The killing was a simple thing, a stupid thing to have so much importance given to it. The two-man team came up the river in a wooden canoe, paddling themselves three miles from where they had been dropped by a river gunboat. Each man carried a small knife sharpened on both sides with a straight point and a .22 automatic pistol with a silencer attached.

They had memorized maps of the river and the layout of the huts and knew where their targets—they didn't think of them as men but as targets, didn't speak of them as men but as targets—were sleeping with their families.

The plan was simple. That was best. The very best plans were simple. Go into each hut, find the target by using an infrared light and special glasses they had brought, put two rounds in the head of each target, and then back into the canoe and dawn the river to the waiting patrol boat.

Simple.

They had done it before and they would probably do it again.

But an earlier visitor—a virus—had come to change things, change them dramatically. The virus had come in four
days before, entered the children of the targets, and after four days of internal battling, the virus had won and the children had colds. They coughed and fretted and this night, the night the team was to hit, the children were at their worst.

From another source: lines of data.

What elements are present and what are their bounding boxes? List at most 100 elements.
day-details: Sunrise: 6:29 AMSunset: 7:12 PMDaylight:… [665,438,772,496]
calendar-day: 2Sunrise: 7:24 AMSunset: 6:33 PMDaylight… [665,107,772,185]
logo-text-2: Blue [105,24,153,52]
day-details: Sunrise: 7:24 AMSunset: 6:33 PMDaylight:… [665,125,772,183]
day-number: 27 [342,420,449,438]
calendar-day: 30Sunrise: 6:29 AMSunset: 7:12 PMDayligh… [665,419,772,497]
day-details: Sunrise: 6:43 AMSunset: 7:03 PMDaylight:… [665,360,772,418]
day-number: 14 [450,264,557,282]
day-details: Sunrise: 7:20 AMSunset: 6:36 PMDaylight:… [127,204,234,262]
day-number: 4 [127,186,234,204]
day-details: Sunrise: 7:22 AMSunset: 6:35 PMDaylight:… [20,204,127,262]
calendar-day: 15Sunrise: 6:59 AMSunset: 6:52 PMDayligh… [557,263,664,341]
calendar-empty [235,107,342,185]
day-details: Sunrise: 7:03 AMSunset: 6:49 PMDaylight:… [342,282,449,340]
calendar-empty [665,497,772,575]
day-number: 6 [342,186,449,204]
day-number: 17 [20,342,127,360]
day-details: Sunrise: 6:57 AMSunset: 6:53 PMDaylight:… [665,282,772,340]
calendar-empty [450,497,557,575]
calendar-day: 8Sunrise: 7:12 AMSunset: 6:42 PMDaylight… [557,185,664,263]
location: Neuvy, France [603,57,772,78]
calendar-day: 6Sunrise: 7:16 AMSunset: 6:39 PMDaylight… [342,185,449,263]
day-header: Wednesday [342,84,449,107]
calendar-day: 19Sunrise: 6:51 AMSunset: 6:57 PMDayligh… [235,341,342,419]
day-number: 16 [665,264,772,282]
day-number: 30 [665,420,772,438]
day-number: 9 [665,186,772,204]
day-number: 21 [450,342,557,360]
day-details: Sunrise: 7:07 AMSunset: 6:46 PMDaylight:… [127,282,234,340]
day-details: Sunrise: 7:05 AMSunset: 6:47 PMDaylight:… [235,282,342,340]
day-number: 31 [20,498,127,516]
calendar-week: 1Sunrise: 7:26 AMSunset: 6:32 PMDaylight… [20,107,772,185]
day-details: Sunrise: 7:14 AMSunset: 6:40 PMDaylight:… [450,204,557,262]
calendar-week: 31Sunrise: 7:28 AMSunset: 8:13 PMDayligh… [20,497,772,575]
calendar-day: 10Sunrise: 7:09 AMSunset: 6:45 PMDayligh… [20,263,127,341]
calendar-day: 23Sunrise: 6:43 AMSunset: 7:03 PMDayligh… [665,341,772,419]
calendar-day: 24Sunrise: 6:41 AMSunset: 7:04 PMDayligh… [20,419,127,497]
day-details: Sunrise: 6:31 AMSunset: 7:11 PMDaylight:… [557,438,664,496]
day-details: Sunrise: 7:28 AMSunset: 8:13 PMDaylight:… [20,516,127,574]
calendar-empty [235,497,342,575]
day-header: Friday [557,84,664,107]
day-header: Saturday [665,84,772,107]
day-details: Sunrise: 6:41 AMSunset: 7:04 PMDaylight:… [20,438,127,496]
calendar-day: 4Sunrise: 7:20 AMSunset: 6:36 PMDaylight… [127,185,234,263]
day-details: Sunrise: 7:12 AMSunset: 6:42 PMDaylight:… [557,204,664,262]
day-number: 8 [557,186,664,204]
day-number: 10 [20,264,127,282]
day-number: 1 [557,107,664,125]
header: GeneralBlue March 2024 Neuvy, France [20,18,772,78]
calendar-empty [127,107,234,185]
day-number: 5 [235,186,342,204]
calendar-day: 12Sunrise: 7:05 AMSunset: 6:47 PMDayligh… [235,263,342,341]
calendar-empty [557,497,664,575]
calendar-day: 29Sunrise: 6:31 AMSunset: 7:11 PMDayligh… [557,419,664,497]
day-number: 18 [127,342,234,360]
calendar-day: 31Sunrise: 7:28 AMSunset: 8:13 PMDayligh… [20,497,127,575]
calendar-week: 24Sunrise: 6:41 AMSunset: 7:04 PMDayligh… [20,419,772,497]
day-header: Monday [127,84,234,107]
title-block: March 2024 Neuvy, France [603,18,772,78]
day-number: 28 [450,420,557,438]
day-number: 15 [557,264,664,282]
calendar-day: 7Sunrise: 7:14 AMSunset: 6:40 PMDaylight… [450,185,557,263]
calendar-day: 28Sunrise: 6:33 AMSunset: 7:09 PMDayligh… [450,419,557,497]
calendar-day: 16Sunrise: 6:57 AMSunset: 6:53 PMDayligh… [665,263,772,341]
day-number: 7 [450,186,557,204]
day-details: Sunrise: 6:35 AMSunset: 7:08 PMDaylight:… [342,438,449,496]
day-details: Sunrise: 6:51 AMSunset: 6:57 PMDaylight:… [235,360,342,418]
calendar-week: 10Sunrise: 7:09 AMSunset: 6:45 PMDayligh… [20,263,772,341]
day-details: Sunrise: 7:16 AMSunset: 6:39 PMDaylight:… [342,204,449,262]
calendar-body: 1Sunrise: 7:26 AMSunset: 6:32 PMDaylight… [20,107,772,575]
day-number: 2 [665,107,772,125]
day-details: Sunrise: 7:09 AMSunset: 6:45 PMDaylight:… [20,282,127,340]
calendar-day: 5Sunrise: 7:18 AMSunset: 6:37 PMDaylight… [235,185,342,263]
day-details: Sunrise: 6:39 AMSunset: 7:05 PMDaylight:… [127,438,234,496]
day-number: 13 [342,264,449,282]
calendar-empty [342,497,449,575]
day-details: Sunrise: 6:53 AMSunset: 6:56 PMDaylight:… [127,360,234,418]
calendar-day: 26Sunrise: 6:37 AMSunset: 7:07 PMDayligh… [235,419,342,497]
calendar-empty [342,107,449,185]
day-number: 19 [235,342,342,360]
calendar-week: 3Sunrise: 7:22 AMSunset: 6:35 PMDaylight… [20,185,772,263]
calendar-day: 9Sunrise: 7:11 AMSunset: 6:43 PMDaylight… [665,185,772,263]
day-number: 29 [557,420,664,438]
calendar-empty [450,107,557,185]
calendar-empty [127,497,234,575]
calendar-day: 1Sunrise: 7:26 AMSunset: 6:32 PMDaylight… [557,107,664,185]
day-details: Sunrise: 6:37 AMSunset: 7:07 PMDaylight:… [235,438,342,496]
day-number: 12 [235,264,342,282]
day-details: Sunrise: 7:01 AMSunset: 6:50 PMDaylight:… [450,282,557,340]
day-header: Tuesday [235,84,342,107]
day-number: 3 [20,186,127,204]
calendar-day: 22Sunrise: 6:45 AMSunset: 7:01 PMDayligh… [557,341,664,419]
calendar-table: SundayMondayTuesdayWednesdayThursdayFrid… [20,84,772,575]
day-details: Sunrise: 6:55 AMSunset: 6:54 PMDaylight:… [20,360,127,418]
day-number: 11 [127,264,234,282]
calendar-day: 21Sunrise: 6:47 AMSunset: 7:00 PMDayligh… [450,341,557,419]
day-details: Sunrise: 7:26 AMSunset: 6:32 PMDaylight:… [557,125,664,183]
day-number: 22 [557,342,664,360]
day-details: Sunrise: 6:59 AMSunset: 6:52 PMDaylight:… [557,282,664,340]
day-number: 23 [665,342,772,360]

The team could hear the coughing yards from the nearest tent. Then the soft voice of a woman comforting a child.

The team froze, waited for silence to resume, then made its way to the first target hut, where the coughing had been the worst.

They did not pause at the door to silhouette themselves, but stood to the side and rolled quickly in, using the light and glasses to locate the right sleeping pallet.

One of the team covered the rest of the sleepers and the other leaned down and fired twice into the temple of the sleeping target. The .22 made a sound like somebody clapping underwater and the target stiffened, the target's legs trembled, then the target became still.

They left the hut as they had come in, nobody awakened, no sounds.

In the second hut it was different. The team moved in, scanned with the infrared light and found the target, moved to the side of the target, and one of the team members leaned down to terminate, began to squeeze the trigger on the Colt Woodsman .22 automatic, when there was a sound.

The team functioned in darkness, silence. Any light, any sound was a threat to be dealt with, and the team member who was covering the security of the operation spun to handle the sound, spun and released two silenced rounds at the source of the sound to quiet it, to bring back the needed silence, while the first member of the team went ahead and terminated the target as they had terminated the first target. It was called sanctioning, the act of termination. When a target was
terminated, in the code of reporting it was said to have been sanctioned.